Maeva rangea ses pistolets en maugréant, se soumettant à la décision de son amant et ancien maître. La présence d’individus de telle nature ne lui plaisait en rien. Pour oublier cette incommodité, la femme se mit en quête d’une hache, les abords du poste de garde regorgeaient d’arbres prêts à servir pour les travaux.
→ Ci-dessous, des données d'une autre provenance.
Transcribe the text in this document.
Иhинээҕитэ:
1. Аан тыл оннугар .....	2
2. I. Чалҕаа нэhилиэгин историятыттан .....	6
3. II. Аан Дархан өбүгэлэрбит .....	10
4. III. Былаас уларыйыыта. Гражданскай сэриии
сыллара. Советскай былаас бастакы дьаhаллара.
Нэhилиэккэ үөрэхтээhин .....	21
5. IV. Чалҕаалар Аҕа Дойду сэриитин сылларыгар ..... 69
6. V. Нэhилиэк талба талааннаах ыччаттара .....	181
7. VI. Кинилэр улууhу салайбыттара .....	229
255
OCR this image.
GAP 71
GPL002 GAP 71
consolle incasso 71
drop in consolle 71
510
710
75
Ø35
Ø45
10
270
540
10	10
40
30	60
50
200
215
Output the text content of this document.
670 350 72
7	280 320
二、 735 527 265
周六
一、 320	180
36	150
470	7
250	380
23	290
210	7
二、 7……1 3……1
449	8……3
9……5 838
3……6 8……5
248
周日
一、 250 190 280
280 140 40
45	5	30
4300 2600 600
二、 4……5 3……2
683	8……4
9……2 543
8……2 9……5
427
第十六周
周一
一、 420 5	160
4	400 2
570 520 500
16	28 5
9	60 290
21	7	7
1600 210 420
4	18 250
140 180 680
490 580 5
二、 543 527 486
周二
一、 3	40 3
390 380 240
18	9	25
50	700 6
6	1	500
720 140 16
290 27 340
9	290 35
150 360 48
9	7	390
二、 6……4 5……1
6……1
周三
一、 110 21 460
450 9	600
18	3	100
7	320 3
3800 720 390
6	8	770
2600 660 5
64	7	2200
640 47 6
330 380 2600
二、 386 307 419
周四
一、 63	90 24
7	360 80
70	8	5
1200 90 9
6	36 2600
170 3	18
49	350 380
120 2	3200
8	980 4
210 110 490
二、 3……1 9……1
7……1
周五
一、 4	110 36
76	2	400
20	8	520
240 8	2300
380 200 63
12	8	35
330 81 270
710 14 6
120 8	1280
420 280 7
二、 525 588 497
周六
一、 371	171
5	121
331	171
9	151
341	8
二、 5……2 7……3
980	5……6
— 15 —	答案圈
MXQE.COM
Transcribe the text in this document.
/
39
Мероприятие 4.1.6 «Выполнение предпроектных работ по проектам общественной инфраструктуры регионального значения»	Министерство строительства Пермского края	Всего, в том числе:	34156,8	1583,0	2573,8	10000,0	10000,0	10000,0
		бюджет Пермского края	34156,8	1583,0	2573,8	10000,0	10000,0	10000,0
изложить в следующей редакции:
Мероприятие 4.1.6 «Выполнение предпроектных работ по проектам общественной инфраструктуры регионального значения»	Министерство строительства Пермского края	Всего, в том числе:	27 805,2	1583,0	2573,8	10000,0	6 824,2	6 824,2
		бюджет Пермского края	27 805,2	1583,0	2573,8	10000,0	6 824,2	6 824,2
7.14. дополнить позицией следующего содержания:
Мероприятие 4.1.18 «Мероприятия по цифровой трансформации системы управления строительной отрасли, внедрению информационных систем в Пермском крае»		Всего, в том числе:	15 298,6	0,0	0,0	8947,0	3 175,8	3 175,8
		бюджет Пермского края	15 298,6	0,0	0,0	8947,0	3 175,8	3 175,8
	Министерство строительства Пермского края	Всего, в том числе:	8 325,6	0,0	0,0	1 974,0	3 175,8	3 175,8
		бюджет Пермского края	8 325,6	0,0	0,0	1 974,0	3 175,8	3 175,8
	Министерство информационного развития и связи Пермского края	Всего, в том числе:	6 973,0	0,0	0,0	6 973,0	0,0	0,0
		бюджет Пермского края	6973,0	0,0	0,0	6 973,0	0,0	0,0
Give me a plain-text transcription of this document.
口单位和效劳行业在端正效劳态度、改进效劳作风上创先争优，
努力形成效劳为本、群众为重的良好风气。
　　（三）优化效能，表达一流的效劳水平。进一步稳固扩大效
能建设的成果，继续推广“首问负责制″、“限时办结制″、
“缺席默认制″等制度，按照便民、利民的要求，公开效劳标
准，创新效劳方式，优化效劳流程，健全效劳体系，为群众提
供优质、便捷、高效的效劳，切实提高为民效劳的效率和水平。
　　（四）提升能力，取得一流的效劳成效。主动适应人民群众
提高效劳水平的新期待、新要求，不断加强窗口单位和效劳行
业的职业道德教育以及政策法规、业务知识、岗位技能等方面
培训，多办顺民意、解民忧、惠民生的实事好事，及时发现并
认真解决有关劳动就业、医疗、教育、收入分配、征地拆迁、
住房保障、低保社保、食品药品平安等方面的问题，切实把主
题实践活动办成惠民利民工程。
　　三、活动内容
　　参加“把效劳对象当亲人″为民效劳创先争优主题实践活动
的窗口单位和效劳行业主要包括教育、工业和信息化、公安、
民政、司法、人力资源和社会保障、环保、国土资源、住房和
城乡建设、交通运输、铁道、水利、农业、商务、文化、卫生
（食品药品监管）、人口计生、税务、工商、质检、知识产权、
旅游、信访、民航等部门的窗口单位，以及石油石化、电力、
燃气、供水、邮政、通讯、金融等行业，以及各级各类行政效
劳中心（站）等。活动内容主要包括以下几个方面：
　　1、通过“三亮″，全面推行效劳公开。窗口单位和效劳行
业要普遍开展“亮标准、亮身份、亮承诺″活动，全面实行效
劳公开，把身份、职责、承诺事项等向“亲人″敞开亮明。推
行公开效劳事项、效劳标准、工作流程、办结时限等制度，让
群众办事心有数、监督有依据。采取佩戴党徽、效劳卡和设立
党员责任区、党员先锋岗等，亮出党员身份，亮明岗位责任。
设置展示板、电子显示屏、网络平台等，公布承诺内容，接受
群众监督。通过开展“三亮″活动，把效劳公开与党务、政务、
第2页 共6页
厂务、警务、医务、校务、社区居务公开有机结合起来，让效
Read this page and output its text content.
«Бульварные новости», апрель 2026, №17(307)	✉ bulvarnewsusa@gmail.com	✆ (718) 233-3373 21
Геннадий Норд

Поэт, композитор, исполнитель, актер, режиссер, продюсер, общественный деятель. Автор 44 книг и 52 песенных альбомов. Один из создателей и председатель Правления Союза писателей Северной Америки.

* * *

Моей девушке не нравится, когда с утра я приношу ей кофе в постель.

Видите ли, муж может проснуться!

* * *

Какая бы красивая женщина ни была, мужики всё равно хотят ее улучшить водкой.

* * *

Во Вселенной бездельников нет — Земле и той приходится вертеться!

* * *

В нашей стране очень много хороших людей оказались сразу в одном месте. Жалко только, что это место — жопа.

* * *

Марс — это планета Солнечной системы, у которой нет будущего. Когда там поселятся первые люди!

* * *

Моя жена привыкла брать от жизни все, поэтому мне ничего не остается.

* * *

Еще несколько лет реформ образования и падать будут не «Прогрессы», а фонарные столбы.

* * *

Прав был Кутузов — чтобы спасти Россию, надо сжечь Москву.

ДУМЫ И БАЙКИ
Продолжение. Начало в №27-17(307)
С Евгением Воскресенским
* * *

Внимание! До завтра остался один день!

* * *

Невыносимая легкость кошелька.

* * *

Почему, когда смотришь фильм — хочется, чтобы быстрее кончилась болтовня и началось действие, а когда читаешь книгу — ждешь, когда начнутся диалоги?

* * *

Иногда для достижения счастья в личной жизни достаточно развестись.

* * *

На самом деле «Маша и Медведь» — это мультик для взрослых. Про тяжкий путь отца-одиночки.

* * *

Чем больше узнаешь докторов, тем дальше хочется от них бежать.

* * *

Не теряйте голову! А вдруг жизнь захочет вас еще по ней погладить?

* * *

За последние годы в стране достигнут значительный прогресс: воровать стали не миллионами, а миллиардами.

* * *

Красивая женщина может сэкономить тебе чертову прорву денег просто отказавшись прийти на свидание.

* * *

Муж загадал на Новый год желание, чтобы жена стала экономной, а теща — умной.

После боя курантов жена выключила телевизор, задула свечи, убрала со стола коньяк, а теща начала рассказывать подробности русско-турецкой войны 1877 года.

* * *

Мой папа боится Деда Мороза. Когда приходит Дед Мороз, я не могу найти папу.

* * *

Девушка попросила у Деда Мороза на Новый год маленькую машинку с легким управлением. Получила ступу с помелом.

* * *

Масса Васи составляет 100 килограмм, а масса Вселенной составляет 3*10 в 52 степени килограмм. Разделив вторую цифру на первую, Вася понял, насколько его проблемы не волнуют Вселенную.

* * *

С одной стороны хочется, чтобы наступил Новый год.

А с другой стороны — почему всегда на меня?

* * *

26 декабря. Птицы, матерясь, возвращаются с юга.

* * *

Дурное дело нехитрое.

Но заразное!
Elle en trouva une enfouie sous une trappe, sorte de réserve où pendaient outils et morceaux de viande séchée, ainsi que quelques couvertures en laine. Bientôt, la Princalienne s’en alla dehors, la hache sur l’épaule, en prenant grand soin de marquer le chemin qu’elle empruntait en plantant de longs bâtons dans la neige.

Le couple passa la journée à transformer la cabane en une véritable forteresse de fortune. En premier instant, il s’affaira à dégager les environs de l’édifice du surcroît de neige, et à tracer un éventuel itinéraire de fuite. Celui-ci n’allait pas bien loin, mais offrait une mince chance d’échapper à la mort en cas de danger. Ensuite, une nouvelle porte fut installée à l’aide des clous et des gonds de la précédente, plus épaisse et plus résistante. Kapris perça une demi-douzaine de canonnières aux murs de la cabane, dont il renforça le pourtour avec le bois que lui apportait sans cesse sa compagne. Ces ouvertures constituaient de bonnes défenses et permettaient de voir l’ennemi depuis l’intérieur, combinées à une lance ou une tìu, elles demeuraient redoutables. Les branches des arbres que Maeva tombait servaient à confectionner des pieux, ils étaient grossièrement taillés en pointe, puis enfoncés à même la neige. S’éleva de cette façon une muraille de fortune, répartie sur deux rangées, avec guère plus d’un demi-mètre entre chacun de ces pieux. Cela donnait un aspect semblable aux quartiers dévastés de Phylas lors des dernières heures du Cataclysme, ce souvenir hantait encore l’esprit des vivants. Les déchets de bois servirent à entretenir le feu qui flambait depuis le foyer, Dorian fut contraint, en dépit de ses protestations, d’entretenir celui-ci la journée durant. La brume fut si épaisse en haut de la colline, qu’il fut impossible de distinguer la noire fumée qui s’échappait de la cheminée en brique. Au moins, le temps couvrait la présence des Hommes en ce lieu, unique cadeau de la nature. Ce feu permit aussi de disposer de réserve d’eau suffisante, les deux aventuriers en eurent bien besoin, tant ils transpirèrent d’effort et d’angoisse. Ils ne firent qu’une brève pause pour se nourrir, puis retournèrent à leur besogne, infatigables.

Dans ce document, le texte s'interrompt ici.